My husband sighs as if he is tired of my convictions, and I notice how weary and old he looks, a deep groove between his eyebrows. Grief sits heavy on him with the responsibility for his house. If our king is a prisoner, and our power is thrown down, then someone will take the little duke from us and have him as their ward for the profit of his lands. If my husband were great with either Lancaster or York, he might have had a say in the disposition of his nephew, the future head of our family. If he had exerted himself, he would now be one of the great men. But since he chose to stay home, he is of no account to anyone. He has made himself as nothing. The great decisions of the world will be made without him, and he cannot even guard his own, as he said he would.

“They have put together an agreement.”

“What agreement?” I ask him. “Who has agreed?”

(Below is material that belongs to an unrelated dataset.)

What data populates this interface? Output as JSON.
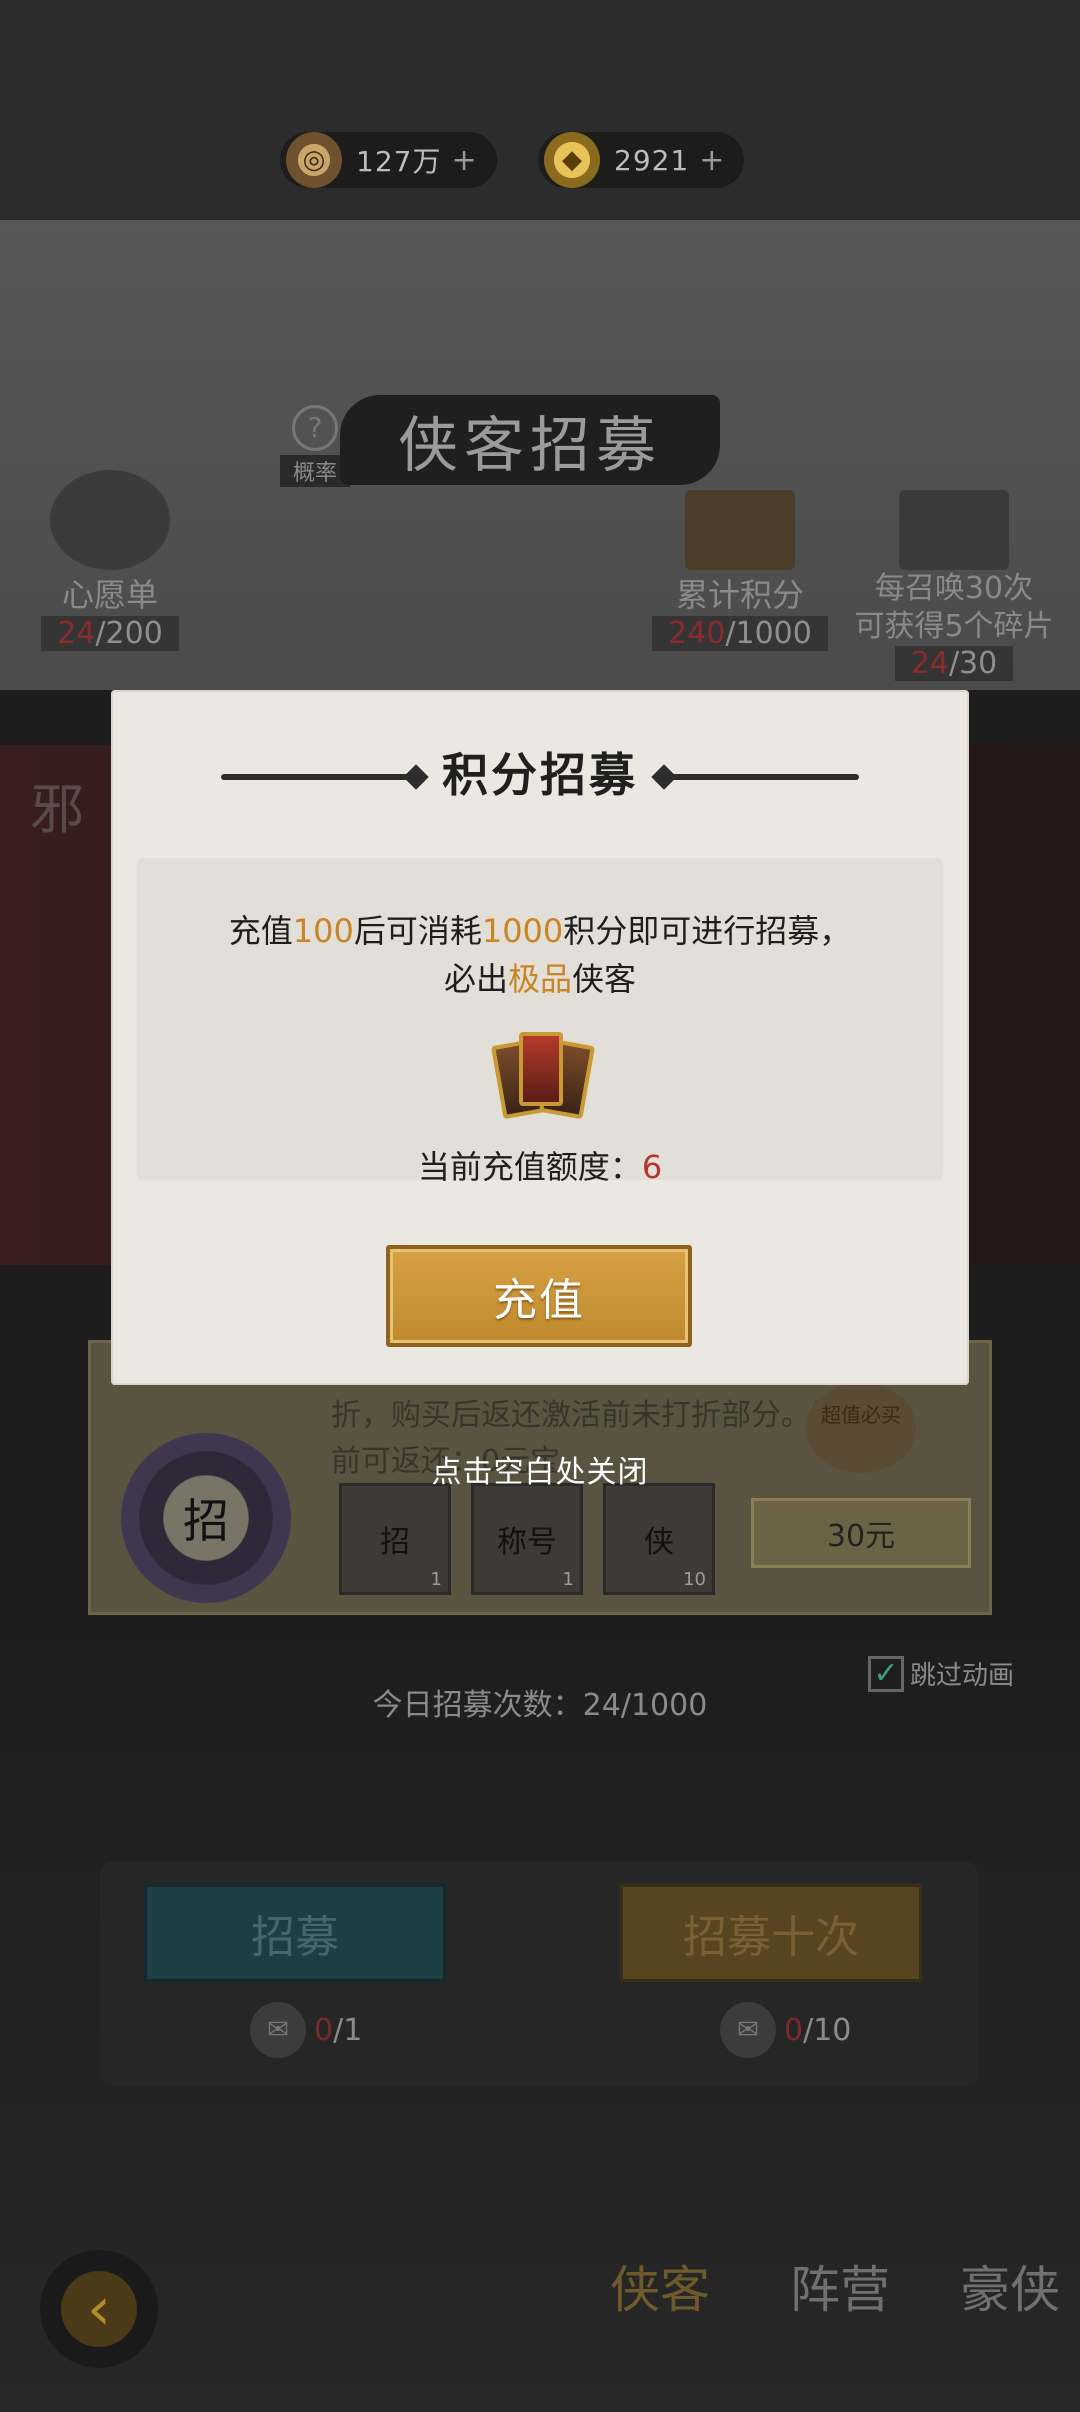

He throws his traveling cape to one of the household men. He drops into a chair and beckons a page boy to pull off his boots. I wonder if he is ill-he looks so gray and weary. Of course he is very old to have made such a great journey: he is thirty-five years old. “The king is to keep the throne till his death, and then the next king is to be York,” he says shortly. He glances at my face and then looks away. “I knew you wouldn’t like it. There’s no need to trouble yourself, it probably won’t hold.”

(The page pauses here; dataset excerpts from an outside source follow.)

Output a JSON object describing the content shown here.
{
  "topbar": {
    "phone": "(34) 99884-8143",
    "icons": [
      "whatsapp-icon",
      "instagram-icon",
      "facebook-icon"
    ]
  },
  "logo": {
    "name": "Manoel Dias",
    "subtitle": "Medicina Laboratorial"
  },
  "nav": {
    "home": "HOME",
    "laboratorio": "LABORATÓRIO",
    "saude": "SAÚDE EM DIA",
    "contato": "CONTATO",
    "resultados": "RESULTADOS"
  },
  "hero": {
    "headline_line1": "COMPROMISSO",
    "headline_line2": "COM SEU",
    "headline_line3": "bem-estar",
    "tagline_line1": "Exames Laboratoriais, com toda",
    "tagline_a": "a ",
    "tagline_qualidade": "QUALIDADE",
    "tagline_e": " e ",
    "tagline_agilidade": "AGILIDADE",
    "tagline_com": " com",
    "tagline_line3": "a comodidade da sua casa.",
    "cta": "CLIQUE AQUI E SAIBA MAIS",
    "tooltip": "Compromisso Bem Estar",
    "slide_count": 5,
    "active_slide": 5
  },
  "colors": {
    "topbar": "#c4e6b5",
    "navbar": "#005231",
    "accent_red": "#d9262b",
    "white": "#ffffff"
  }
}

“The Prince of Wales is to be robbed of his rights?” I can hardly frame the words, I am so shocked. “How can he be Prince of Wales and not become king? How can anyone think that they can pass over him?”

Henry shrugs. “You are all to be robbed, you who were in the line of succession. You, yourself, are no longer of the ruling house now. Your son is no longer related to a king, nor is he one of the heirs to the throne. It will be York; York, and his line. Yes,” he repeats to my stunned face. “He has won for his sons what no one would give to him. It is York’s sons who will come after the king. The new royal line is to be the House of York. The Lancasters are to be the royal cousins. That is what they have agreed. That is what the king has sworn to follow.”